After starting, MEM appears to be all working as there is no error showing up, but on examining the logs you start to get worried when you seem strange url's appearing that suggest heartbeat is trying to access www.agent.com for heartbeat confirmation? Why would the monitoring be attempting to go to an external site and not be done internally?
Well, the problem was quickly dismissed when using the no_proxy environment variable to turn off the use of the proxy by the agent server. This worked when using the wildcard ("\*") for all ip addresses, but not if the specific heartbeat server ip address was used. This seemed odd as it is well documented to support single or multiple ip addresses in the definition as defined by curl. So a setting of:
shell> export NO_PROXY="192.168.1.1"
should work, where 192.168.1.1 is our heartbeat server.
This suggested that there was a problem with the proxy software being used. On checking what proxy was used, it was Wingate, which from my experiences in the past, confirmed relatively quickly for me that it was not treating the url correctly. However, on looking at other proxies, the same result seemed to occur?
I talked with one of the guys on #curl on freenode to find out if this was a known problem. Initial confirmation was the the no_proxy environment variable worked fine for both single, multiple and wildcard ip addresses. However, I mentioned that the url is of the full form as:
so one of this form was tried and it failed! It seems that the libcurl library was not properly parsing the url in the full RFC-compliant form and instead extracted a "valid" url based on http://username. This would usually be interpreted by modern browsers as http://www.username.com and hence with the common name of 'agent', the mystery url of www.agent.com was able to be explained.
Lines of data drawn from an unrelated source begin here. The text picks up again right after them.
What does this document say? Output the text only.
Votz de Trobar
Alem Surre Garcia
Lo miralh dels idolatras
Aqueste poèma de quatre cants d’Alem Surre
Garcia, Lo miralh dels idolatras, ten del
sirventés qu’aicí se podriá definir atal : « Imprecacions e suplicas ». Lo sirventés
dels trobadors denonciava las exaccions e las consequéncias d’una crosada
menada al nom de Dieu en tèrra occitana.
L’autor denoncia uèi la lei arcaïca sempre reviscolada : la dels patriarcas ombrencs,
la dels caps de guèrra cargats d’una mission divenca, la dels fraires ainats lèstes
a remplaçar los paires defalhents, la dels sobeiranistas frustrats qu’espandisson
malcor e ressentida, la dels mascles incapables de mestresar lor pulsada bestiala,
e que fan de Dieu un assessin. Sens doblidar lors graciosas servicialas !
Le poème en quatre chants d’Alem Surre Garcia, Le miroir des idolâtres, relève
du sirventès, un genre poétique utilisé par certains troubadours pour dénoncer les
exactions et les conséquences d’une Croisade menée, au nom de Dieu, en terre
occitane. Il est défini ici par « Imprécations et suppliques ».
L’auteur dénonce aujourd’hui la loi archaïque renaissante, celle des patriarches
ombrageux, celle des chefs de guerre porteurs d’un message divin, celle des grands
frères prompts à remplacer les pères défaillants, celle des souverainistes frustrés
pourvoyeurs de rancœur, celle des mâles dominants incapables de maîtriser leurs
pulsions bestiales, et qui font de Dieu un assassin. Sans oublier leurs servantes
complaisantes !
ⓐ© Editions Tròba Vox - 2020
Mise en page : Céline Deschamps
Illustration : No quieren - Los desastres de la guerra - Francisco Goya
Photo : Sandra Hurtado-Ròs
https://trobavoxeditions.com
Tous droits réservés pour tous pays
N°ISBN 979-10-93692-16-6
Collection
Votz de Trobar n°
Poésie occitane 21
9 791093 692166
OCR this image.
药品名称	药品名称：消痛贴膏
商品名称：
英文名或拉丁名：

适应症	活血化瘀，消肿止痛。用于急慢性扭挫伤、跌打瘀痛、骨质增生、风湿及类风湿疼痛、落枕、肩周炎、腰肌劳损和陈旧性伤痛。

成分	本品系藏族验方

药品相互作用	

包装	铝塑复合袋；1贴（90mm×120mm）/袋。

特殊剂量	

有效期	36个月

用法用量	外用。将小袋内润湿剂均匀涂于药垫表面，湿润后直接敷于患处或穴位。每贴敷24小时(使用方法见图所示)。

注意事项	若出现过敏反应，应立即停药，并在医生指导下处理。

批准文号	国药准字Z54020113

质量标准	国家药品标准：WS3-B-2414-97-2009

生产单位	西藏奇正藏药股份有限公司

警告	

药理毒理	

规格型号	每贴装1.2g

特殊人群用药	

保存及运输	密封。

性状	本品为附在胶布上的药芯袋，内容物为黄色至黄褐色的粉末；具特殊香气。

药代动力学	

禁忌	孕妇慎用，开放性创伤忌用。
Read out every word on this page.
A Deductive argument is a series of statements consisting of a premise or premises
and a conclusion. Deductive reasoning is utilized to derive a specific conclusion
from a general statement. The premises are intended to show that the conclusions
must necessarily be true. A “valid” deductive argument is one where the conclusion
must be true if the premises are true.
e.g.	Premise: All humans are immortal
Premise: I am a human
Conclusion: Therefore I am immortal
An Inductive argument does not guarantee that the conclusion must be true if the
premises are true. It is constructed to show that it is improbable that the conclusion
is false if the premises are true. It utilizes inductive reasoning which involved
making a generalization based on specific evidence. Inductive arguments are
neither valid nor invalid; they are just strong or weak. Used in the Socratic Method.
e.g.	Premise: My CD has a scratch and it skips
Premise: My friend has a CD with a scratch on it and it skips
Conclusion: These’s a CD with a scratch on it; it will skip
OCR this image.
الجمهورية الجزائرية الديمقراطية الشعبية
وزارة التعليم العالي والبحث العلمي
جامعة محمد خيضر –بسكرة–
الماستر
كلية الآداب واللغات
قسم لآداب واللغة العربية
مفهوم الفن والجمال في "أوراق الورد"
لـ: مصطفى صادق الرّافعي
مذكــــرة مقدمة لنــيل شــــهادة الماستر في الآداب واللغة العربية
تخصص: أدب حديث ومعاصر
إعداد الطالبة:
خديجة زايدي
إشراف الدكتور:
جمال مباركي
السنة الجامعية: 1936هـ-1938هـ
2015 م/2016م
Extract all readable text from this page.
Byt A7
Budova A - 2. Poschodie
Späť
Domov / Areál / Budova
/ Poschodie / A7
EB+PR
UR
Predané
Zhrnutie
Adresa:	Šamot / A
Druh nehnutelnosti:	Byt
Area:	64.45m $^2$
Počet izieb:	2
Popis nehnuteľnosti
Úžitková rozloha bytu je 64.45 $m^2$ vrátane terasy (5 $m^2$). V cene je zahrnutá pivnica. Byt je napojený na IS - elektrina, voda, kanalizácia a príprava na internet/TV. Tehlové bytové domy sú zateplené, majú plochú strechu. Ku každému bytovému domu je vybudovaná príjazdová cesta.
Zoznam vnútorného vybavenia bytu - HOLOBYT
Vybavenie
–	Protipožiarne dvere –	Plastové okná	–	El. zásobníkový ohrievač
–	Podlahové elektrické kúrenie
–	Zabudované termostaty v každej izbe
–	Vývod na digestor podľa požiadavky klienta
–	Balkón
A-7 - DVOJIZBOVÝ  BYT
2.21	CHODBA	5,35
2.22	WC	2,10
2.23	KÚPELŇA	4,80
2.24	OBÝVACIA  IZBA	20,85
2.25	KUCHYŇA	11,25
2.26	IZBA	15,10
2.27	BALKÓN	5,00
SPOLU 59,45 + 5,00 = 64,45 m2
The good news is that the libcurl guy I talked with produced a patch within 20 minutes, with testing and made it available for incorporating into the next version. As for MEM, it will either use the new libcurl library, or separating out the authentication from the url may also be an option. Which ever method is used, this is not going to be solved until version 2.1 I am afraid. Thankfully, most people will be able to simply turn off all proxy attempts using the wildcard on the agent server, with only a few people probably be affected by this bug in the short term.